México necesita un nuevo pacto por la seguridad, uno que no dependa de sexenios ni de slogans, sino de una política de Estado. Un pacto que reconozca que el enemigo no es abstracto ni invencible, sino que se fortalece precisamente en los vacíos del sistema. La seguridad pública no debe ser una promesa electoral ni un arma de propaganda. Es una exigencia constitucional, un derecho humano y una obligación ineludible del Estado.
Un caso emblemático que evidencia la eficacia de su enfoque fue el desmantelamiento del albergue de Mamá Rosa, conocido también como “el albergue del horror”. En 2014, las autoridades federales rescataron a más de 530 personas, entre menores y adultos, que vivían en condiciones infrahumanas, con denuncias de abusos físicos, sexuales y explotación. La intervención pudo haber terminado como muchas otras: con carpetas de investigación mal integradas, víctimas abandonadas o revictimizadas, y sin una ruta clara para su rehabilitación.
Pero bajo la conducción y visión de la Dra. Herrerías, el proceso tomó un rumbo distinto.

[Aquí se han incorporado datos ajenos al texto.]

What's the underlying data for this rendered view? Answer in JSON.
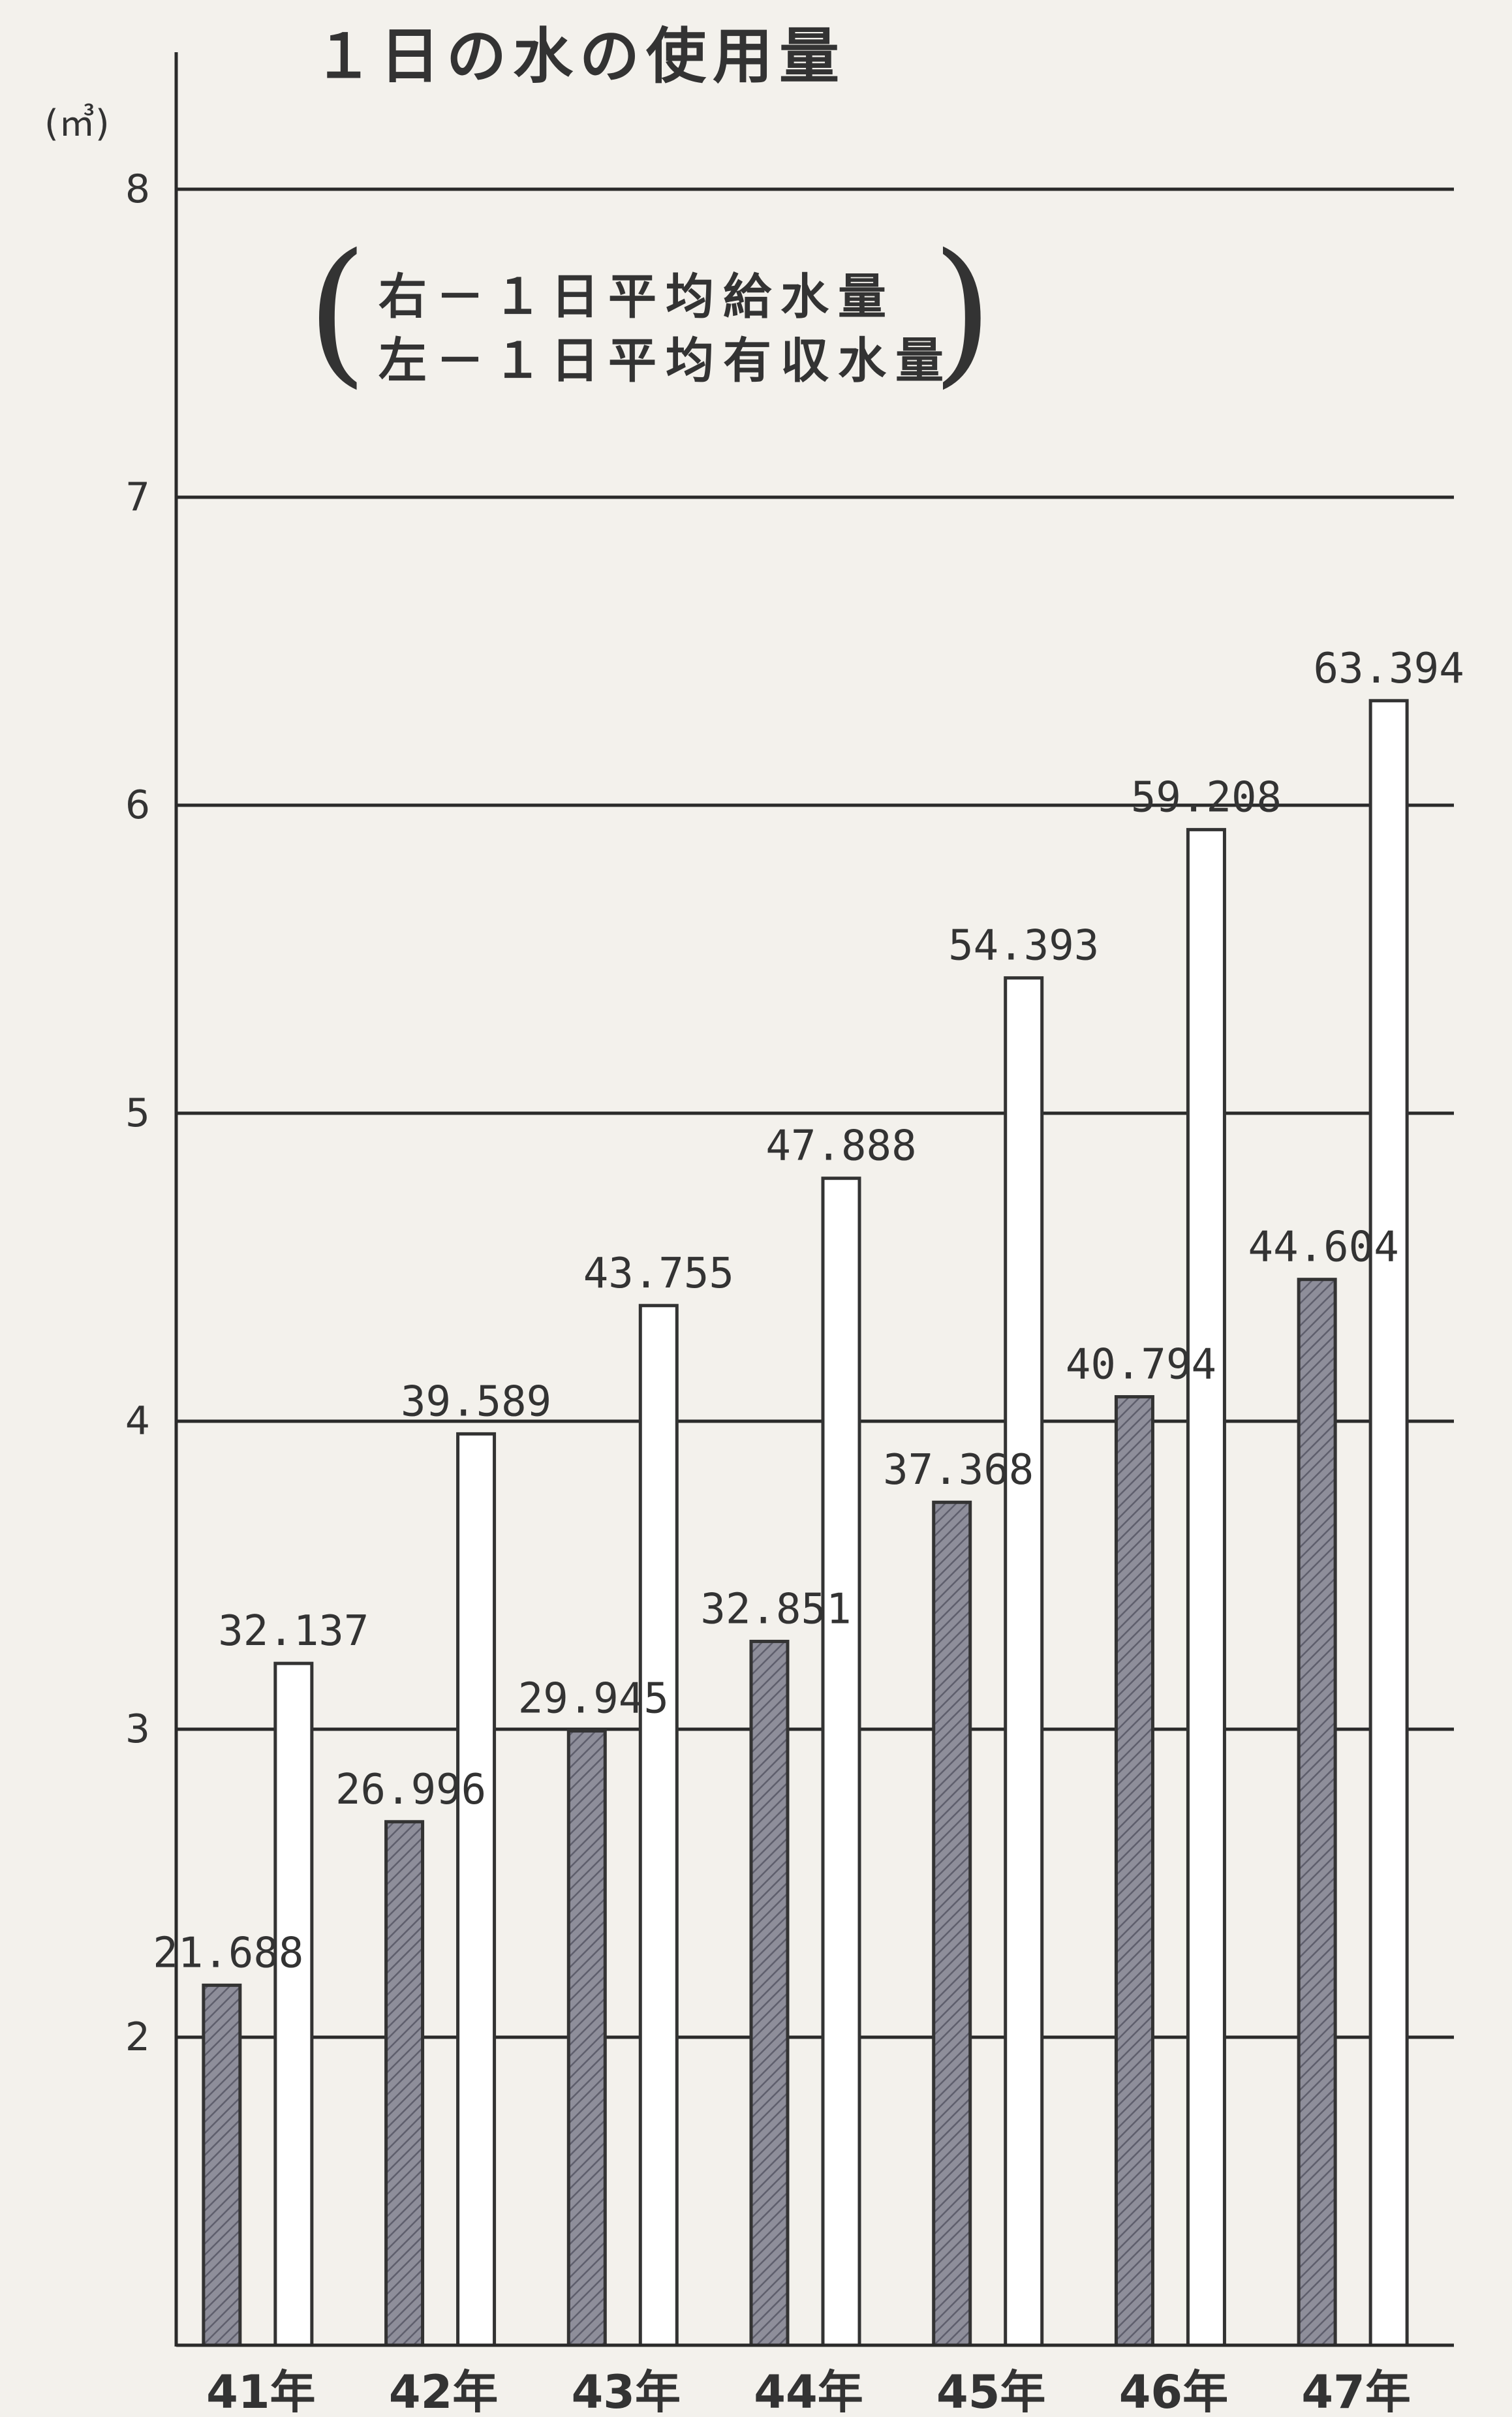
{
  "chart_data": {
    "type": "bar",
    "title": "１日の水の使用量",
    "unit": "(㎥)",
    "legend": {
      "right_label": "右－１日平均給水量",
      "left_label": "左－１日平均有収水量"
    },
    "categories": [
      "41年",
      "42年",
      "43年",
      "44年",
      "45年",
      "46年",
      "47年"
    ],
    "series": [
      {
        "name": "左－１日平均有収水量",
        "values": [
          21.688,
          26.996,
          29.945,
          32.851,
          37.368,
          40.794,
          44.604
        ],
        "labels": [
          "21.688",
          "26.996",
          "29.945",
          "32.851",
          "37.368",
          "40.794",
          "44.604"
        ],
        "color": "#8e8e9a"
      },
      {
        "name": "右－１日平均給水量",
        "values": [
          32.137,
          39.589,
          43.755,
          47.888,
          54.393,
          59.208,
          63.394
        ],
        "labels": [
          "32.137",
          "39.589",
          "43.755",
          "47.888",
          "54.393",
          "59.208",
          "63.394"
        ],
        "color": "#ffffff"
      }
    ],
    "y_ticks": [
      "2",
      "3",
      "4",
      "5",
      "6",
      "7",
      "8"
    ],
    "y_tick_values": [
      2,
      3,
      4,
      5,
      6,
      7,
      8
    ],
    "ylim": [
      1,
      8
    ],
    "value_scale": 10,
    "grid": true
  }
}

No sólo se logró el rescate con enfoque de derechos humanos, sino que se acompañó a las personas rescatadas para garantizarles atención psicológica, legal, médica y social, evitando así que pasaran de ser víctimas a convertirse, con el tiempo, en victimarios, como tantas veces ha ocurrido cuando el Estado abandona.
Este caso fue una muestra clara de que la prevención del delito también pasa por el tratamiento integral de quienes han sufrido violencia, y que la impunidad no se combate únicamente con policías, sino también con trabajo social, salud mental y presencia del Estado.
Es hora de dejar de aparentar y empezar a salvar vidas. A la Dra. Sheinbaum le espera una prueba de fuego: o construye una estrategia realista, técnica y humana, o corre el riesgo de repetir el mismo ciclo de decepciones. Hay que actuar ya, y actuar bien.